Habits and Foods that Are Damaging Your Kidneys

April 30, 2021

Your kidneys are two small, bean-shaped organs that sit below the ribs on either side of the spine. Roughly the size of a fist, kidneys are in charge of filtering the blood and removing toxic substances from the food we eat, expelling these toxins out in the form of waste products. Kidneys also help maintain the delicate balance of fluids in the body.

If our kidneys are not working properly, our body cannot function. The breakdown of kidneys can lead to Chronic Kidney Disease (CKD), an umbrella term that covers various conditions that damage your kidneys and decrease their performance ability. The major causes of CKD are high blood pressure and diabetes, but anyone can be at risk of potential kidney disease. Maintaining a healthy lifestyle can dramatically decrease your risk. It’s important to know what can cause kidney damage, so here are some of the top damaging factors to your kidneys.

Red meat. Shutterstock.

1. Red Meat

Red meat is a great source of protein, but did you know that including too much meat in your diet can put you at a higher risk of kidney disease? Red meat intake (mostly pork) was strongly associated with an increased risk of end-stage renal disease, the loss of normal kidney function. The relationship was also “dose dependent”, meaning the higher the consumption, the greater the risk.  A study, conducted by Dr. Woon-Puay Koh, followed 63,257 adults in Singapore for an average of 15.5 years and found that people consuming the highest amounts of red meat had a 40% increased risk of developing the end-stage renal disease (ESRD).

Alcohol consumption. Shutterstock.

2. Alcohol

In social settings, alcohol is the most acceptable drug of choice. Alcohol is technically a depressant, which means it slows down your brain and affects the way it sends and receives messages. It can also badly damage your kidneys by changing the way they function. But you may be asking yourself why? Alcohol causes changes in the function of the kidneys and makes them less able to filter the blood; an extremely important function. Alcohol has many other harmful effects. Aside from damage to your kidneys, excessive alcohol consumption also puts you at a higher risk of hypertension and stroke. According to the National Kidney Foundation, more than four alcoholic drinks a day can have a negative effect on your health and worsen kidney disease.

Table Salt. Shutterstock.

3. Table Salt

This is a strange one because salt is essential for our health. It helps regulate our blood pressure, control fluid balance, and helps our muscles and nerves function correctly. It can also be used as a remedy for heat stroke, soothe sore throats and treat tooth and gum issues. But even though it’s an important part of our diet, too much can cause a lot of damage. Table salt is a very common staple in many households all over the world but is considered to be the least healthy type of salt. Sodium balance in the human body is extremely important. A high salt diet will alter this sodium balance, causing the kidneys to have reduced function and remove less water resulting in higher blood pressure. This puts strain on the kidneys and can lead to kidney disease.

Caffeine. Shutterstock.

4. Caffeine

For many, caffeine is essential to starting every day – especially in coffee form. Caffeine is a natural stimulant, found in many different foods and drinks like coffee, tea, cocoa, and chocolate. The Food and Drug Administration (FDA) consider caffeine to be both a drug and food additive, and it is likely to be the world’s most popular stimulant. According to the 2013 online survey conducted by the National Coffee Association, over 587 million cups of coffee are drunk per year in the US alone. But even though caffeine is a popular pick-me-up, there can be detrimental side effects. Because caffeine is a stimulant, it speeds up the central nervous system, making the brain send and receive messages at a faster rate than usual. Caffeine stimulates blood flow, which places additional stress on the kidneys, and this can also increase blood pressure.

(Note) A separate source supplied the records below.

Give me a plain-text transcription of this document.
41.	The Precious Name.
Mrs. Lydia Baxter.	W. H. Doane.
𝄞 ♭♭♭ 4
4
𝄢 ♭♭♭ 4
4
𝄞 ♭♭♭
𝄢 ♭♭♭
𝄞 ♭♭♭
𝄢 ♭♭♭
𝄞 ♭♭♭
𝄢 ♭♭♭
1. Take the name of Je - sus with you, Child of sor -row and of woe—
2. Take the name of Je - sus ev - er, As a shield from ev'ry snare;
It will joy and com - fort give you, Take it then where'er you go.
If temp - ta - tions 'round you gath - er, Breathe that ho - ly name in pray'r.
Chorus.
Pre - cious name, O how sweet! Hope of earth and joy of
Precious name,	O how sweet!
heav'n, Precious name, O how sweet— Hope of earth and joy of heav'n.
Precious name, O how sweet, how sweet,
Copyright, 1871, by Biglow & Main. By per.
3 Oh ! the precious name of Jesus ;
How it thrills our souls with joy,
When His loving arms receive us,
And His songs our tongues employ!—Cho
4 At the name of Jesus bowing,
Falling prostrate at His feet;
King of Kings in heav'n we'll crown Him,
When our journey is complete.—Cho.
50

Artificial sweeteners. Shutterstock.

5. Artificial Sweeteners

Artificial sweeteners have been around since the 1800s, with saccharin the first to be discovered. Many people who already struggle with weight or diabetes will often turn to these sweeteners as a substitute for regular sugar. There are many various types of artificial sweeteners these days, including aspartame, found in Equal and NutraSweet; sucralose, found in Splenda; acesulfame, found in Sunette and Equal Spoonful; saccharin, found in Sweet ‘N Low; and xylitol, found in Perfect Sweet. Artificial sweeteners are highly addictive. Too much can cause headaches, migraines, weight gain, and increase the risk of obesity, diabetes, and cardiovascular disease. A diet high in sugars and sweeteners also puts you at risk of dental problems like cavities and tooth decay. Research published by the National Center for Biotechnology found that two or more servings per day of artificially sweetened soda was associated with increased chances of a decline in kidney function in women.